George & Mertie’s Offering Awards
Mertie Duncan and George Thomas, co-publisher’s of the monthly literary “microzine” George & Mertie’s Place (“Spokane’s only”) are now offering awards for best-of-issue submissions.
Winner of the Doctor Richard Diver Best of Issue Award for June is Scott Poole for his poem “The Spokane Angels.” Poole, a graduate student in creative writing program at Eastern Washington University, earned $10 for his efforts.
The award, not to mention the money, is justified. Unlike the majority of poetry, which so often indulges in either doggerel about nature or literary allusions that only Ph.D.s in Chaucer can understand, Poole’s poems (he has two in the issue) combine real-life issues (poverty, aging, insecurity, sadness) with such literary tools as irony, hyperbole and absurdist metaphor and simile.
Here’s an example:
“In front of the hotel, a knot of old men
lie against the cold brick and laugh
and I wonder why angels are young and fat
in oil paintings. If we could truly see angels
above this city of snow
perhaps they could be these old men
naked, swimming around each other
in the barren sunrise, their horribly strong bodies
slicing and cutting the air with
legs and arms like the hollow wings of dinosaurs.”
George & Mertie’s Place, which until now has been mostly a little newsletter worth a smile or two, appears to be developing a bit of ambition while still concentrating on publishing local writers. It deserves our support.
Individual copies are $1.50, available at Auntie’s Bookstore, Main and Washington; subscriptions are a measley $12 a year, available from GMP, P.O. Box 10335, Spokane, WA 99209.
And, of course, you can submit your own poetry or (extremely) short fiction and hope to qualify for the monthly literary prize. Otherwise, GMP pays a penny a word.
A look at books
Seeing books as art is the focus of a forthcoming symposium/workshop, which will be held July 14-18 at Whitman College in Walla Walla.
On the schedule are seminars on the “intimacies of creating one’s own book,” through history and computer use in modern book-making. The one-day symposium, which costs $100, precedes a four-day workshop, which runs $300.
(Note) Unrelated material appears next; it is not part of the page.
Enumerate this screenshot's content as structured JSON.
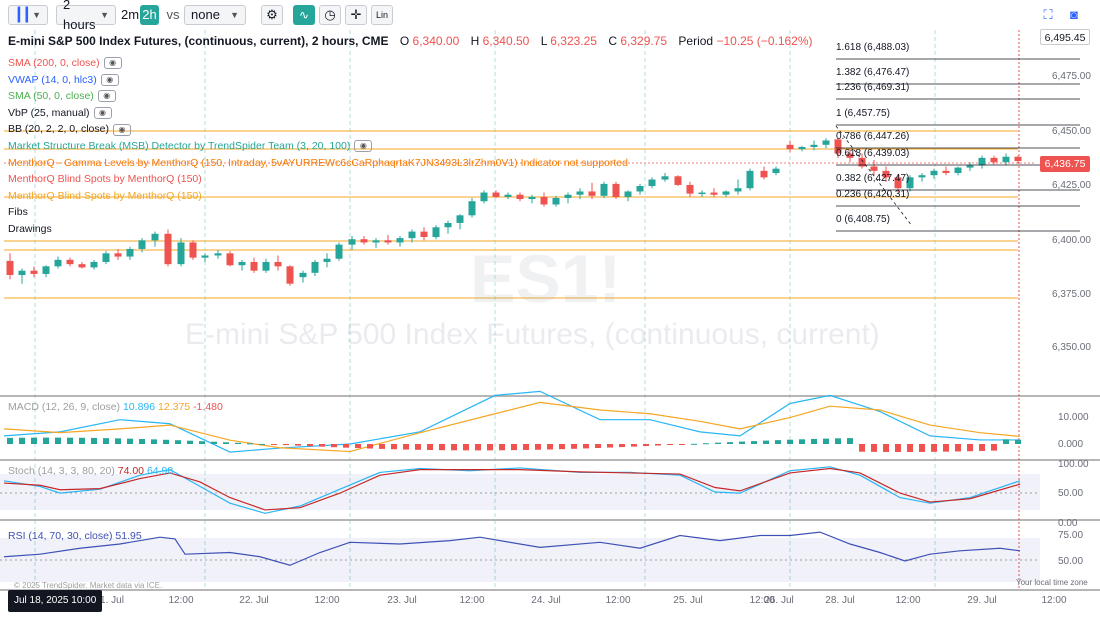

For further information, call Whitman College’s summer programs office at (509) 527-5251, or fax at (509) 527-5859.
The reader board
Robert Aros, author of “Beyond Courage,” will sign copies of his book from noon to 2 p.m. Monday at Auntie’s Bookstore, Main and Washington.
Julie McKay, author of “Glimpses of a Mystical Affair,” will read from her book at 7:30 p.m. Monday at Auntie’s Bookstore.